Wednesday, August 29, 2007

[Latest Global Dollar Liquidity Measure: +14.8% annual growth rate; latest Endogenous Liquidity Index: -30.3%]

Amid the confusion about global, funding, market, dark and endogenous liquidity, Lex is to be praised for a serious effort at providing some clarity. According to Lex, there are two important definitions: a "narrow" definition, provided by Lombard Street Research, and a "wishy-washy" bull market mélange that clarifies little. There is no way to avoid a lengthy quote:

[Liquidity is] the ease with which one can sell an asset at the expected price. The most liquid asset of all is cash ... A subsidiary part of this technical definition is that central banks can increase the liquidity of the banking system by lending more cash to it, as most did this week ... The real mess, however, lies with the rise of a second usage of "excess liquidity" as catch-all phrase to denote, variously, loose central bank policy rates, broad money supply growth, aggressive lending to private equity, yen borrowing and even the growth of debt derivative products.
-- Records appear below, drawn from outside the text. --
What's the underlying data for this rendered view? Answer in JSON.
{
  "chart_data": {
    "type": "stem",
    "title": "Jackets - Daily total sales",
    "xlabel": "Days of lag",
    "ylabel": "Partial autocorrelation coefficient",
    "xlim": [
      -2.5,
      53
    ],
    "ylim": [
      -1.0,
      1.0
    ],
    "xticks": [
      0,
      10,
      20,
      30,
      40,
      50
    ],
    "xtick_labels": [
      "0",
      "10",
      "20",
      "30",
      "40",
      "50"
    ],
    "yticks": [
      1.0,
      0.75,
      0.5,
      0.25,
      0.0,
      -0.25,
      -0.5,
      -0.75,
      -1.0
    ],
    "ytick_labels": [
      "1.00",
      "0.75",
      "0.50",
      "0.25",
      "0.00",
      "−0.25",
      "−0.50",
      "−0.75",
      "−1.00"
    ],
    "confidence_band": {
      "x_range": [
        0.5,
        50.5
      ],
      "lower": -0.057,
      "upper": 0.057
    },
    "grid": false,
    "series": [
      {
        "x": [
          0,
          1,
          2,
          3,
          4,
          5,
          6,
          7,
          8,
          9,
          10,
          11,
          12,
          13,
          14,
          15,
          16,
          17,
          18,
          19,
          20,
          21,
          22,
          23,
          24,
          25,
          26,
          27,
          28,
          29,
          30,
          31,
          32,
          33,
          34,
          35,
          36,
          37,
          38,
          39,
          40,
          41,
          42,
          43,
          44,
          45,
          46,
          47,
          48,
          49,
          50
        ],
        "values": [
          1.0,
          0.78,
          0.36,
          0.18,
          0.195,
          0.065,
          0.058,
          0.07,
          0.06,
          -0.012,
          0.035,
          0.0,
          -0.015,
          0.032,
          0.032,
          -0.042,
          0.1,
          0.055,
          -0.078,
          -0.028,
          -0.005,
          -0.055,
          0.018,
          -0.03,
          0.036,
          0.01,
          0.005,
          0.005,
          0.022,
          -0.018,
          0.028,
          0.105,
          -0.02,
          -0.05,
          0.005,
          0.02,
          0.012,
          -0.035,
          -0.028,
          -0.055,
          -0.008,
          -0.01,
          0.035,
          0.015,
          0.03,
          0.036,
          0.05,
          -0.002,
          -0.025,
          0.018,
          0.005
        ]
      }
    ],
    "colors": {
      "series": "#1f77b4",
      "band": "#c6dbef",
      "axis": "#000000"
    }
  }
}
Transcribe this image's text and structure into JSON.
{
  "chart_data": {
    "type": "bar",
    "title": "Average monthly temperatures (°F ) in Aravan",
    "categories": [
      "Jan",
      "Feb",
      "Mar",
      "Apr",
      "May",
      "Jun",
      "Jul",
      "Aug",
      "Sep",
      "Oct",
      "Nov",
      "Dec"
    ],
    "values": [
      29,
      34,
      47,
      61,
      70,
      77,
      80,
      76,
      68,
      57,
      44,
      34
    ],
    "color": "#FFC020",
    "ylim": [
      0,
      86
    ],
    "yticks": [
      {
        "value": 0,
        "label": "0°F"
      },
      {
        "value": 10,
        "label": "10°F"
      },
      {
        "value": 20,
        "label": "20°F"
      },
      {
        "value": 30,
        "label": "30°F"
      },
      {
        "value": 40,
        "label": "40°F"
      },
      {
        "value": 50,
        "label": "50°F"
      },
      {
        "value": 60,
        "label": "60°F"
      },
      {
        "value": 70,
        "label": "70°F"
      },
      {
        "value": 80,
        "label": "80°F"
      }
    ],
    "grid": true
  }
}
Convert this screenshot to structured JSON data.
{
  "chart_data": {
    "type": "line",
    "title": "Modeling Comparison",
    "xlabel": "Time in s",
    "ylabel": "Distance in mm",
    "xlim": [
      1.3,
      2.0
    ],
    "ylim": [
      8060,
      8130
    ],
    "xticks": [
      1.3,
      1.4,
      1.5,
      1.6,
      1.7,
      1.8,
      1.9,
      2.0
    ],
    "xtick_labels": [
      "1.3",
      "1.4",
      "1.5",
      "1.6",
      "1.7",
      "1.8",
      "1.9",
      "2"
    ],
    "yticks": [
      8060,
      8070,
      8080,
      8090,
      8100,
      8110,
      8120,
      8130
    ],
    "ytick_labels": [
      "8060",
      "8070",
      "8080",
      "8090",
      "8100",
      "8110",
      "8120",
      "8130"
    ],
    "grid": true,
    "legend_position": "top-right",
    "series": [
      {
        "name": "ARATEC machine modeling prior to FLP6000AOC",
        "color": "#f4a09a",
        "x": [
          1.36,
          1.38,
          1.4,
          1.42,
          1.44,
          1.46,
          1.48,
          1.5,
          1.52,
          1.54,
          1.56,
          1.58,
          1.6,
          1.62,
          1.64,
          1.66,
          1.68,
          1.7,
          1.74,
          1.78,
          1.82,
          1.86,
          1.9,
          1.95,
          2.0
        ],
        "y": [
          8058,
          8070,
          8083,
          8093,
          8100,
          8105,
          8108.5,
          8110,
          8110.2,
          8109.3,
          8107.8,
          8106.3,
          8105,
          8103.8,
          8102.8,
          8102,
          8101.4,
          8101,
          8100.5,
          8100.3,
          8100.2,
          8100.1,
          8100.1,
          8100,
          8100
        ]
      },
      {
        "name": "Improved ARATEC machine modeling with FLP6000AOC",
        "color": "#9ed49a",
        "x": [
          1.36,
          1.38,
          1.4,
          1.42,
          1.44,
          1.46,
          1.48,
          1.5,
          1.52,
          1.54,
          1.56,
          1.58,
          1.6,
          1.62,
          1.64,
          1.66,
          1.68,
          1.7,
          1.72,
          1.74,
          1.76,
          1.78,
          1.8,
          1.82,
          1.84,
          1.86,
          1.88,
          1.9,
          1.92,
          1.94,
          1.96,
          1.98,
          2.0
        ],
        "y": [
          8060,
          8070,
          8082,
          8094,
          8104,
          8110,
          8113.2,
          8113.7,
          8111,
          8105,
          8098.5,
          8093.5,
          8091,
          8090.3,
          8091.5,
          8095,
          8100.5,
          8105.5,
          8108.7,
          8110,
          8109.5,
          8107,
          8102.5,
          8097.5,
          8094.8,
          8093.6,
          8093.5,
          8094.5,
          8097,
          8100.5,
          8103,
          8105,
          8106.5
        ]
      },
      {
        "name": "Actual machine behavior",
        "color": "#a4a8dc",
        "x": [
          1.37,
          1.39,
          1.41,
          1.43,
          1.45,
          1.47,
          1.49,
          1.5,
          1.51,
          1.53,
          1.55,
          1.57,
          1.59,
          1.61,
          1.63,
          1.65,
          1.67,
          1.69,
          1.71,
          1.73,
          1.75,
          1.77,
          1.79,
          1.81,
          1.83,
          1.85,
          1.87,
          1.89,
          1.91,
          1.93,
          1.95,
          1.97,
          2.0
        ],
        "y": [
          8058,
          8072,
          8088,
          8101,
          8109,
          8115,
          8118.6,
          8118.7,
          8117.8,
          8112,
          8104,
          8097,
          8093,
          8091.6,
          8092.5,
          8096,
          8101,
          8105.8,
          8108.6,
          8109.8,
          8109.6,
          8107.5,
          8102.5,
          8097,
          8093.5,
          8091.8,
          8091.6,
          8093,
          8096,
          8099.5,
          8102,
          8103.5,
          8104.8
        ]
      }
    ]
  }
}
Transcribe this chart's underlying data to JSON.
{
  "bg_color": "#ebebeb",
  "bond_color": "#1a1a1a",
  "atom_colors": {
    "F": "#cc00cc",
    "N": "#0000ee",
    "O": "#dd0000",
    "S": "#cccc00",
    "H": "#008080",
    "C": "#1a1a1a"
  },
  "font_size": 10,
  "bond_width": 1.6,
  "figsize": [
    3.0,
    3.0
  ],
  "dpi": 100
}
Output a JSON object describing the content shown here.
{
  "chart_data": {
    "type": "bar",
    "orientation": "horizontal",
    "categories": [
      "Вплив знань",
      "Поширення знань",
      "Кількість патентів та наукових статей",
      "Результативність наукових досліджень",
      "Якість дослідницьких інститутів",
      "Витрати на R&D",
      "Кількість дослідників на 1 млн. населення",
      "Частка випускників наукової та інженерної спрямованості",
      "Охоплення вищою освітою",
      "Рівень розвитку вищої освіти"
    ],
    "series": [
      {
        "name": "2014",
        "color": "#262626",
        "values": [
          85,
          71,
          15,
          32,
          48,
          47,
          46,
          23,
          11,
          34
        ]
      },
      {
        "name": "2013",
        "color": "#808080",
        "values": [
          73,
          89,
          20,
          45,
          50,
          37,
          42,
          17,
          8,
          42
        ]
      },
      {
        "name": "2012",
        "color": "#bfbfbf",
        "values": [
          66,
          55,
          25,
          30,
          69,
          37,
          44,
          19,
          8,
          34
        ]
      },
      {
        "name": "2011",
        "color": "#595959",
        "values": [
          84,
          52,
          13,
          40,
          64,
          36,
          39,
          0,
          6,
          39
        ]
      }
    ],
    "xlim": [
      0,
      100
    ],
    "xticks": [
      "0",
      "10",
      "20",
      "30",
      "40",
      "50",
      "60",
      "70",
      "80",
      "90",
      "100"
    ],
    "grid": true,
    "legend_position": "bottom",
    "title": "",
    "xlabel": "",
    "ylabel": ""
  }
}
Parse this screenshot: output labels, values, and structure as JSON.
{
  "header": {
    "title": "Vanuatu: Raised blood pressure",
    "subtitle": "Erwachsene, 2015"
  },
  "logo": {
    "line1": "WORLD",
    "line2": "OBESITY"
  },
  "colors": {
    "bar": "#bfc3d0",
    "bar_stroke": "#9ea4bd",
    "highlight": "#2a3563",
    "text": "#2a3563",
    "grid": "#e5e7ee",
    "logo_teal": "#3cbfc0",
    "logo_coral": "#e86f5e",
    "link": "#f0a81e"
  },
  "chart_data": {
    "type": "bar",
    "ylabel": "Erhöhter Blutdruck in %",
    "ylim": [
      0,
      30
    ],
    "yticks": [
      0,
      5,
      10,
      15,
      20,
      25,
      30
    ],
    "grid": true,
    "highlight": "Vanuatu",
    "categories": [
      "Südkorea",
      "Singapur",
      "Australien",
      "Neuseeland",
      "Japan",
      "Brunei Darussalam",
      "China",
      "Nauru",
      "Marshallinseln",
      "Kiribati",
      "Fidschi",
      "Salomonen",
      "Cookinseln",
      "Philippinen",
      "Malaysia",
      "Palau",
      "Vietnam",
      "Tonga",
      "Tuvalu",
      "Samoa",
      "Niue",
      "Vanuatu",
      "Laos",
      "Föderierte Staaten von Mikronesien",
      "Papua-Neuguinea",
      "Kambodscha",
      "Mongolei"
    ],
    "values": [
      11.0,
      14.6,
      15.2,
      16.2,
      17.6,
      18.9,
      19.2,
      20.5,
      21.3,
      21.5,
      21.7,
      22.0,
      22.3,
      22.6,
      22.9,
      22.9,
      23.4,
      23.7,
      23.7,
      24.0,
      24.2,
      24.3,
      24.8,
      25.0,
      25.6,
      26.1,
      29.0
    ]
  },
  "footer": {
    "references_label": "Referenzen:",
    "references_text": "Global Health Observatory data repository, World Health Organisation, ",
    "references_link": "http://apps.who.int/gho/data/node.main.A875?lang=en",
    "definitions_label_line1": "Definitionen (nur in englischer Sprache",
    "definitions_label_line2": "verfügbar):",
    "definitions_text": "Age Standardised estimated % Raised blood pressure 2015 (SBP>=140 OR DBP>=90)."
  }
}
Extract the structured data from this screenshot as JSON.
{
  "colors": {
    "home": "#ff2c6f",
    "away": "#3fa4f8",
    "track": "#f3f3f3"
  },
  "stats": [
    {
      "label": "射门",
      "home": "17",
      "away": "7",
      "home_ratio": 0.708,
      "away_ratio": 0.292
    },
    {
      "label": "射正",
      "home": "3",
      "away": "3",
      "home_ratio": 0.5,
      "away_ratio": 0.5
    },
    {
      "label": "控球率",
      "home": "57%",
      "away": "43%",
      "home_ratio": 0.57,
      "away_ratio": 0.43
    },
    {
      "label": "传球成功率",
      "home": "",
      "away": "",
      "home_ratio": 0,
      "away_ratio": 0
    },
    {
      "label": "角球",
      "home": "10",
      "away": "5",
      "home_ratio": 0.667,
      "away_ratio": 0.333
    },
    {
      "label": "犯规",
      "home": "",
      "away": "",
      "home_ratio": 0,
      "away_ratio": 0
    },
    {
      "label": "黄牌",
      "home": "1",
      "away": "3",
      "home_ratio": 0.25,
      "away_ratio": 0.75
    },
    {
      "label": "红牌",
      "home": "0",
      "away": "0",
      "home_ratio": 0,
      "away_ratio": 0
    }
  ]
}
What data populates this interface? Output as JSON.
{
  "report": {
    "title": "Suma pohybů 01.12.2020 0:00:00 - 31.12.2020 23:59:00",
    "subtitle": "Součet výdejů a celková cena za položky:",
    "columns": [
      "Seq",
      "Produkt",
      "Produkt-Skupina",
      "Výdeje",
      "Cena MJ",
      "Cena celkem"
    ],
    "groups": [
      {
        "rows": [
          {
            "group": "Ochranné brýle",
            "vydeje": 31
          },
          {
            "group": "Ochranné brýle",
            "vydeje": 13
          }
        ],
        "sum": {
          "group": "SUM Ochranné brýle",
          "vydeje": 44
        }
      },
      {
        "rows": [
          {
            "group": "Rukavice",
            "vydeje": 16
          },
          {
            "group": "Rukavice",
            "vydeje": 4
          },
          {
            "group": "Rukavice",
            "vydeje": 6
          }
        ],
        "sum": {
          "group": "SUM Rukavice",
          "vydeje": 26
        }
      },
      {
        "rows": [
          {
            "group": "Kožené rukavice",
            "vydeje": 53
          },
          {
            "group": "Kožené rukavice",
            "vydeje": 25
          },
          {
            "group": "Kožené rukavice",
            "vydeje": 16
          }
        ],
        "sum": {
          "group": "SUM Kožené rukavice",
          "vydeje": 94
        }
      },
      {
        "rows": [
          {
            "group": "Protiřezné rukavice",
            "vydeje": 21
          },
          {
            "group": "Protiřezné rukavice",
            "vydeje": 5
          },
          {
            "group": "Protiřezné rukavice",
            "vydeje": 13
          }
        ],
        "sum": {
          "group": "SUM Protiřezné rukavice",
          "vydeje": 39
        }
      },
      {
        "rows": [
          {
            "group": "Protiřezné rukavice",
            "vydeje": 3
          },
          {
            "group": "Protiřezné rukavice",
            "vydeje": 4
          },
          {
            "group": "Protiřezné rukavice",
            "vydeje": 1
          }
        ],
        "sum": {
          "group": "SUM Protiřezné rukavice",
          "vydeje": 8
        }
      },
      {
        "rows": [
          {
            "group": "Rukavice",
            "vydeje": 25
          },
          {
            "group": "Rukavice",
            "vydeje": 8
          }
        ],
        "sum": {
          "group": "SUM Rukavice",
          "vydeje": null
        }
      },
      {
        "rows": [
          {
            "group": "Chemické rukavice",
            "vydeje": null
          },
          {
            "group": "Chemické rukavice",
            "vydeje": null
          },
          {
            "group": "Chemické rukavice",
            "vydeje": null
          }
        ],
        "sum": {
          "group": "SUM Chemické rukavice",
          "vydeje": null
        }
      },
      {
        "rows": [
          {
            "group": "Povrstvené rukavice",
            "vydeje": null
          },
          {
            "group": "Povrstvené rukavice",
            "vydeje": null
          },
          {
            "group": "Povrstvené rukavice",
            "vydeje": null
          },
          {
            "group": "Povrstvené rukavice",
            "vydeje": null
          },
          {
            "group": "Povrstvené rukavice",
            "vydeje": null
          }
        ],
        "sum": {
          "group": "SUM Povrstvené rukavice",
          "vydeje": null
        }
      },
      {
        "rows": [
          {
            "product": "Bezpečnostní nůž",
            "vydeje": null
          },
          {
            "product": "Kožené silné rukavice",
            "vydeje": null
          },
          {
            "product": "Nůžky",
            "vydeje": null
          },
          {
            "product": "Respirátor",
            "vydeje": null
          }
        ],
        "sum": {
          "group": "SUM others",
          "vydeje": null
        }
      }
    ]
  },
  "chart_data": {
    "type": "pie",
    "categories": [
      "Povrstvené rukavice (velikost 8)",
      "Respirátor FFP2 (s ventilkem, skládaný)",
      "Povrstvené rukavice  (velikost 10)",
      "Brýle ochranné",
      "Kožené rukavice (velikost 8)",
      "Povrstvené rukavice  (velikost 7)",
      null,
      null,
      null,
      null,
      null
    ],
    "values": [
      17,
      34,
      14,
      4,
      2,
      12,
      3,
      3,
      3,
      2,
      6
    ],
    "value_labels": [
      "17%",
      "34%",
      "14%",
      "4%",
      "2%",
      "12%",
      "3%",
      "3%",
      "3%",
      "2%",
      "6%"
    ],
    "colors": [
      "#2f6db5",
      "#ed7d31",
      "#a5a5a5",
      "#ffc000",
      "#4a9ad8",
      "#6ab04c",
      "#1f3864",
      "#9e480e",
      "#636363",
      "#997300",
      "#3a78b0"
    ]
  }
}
At best, bunching these phenomena into a bull market mélange clarifies little. At worst, it inadvertedly ventures into controversy - for example, whether central bank policy rates should be set in reference to asset prices as well as inflation is a deeply contentious question. Liquidity in its first, narrow,definition is an important economic concept. But in its more fashionable second usage, liquidity is too, well, wishy-washy, to be useful.


ross said...

If this is liquidity, then is "excess liquidity" a situation when highly liquid assets are cheap and so there is great demand to exchange highly liquid assets for less liquid assets?

Agustin said...

Ross. That may be the case indeed. Perhaps an example would help to clarify your point. Cheers, Agustin.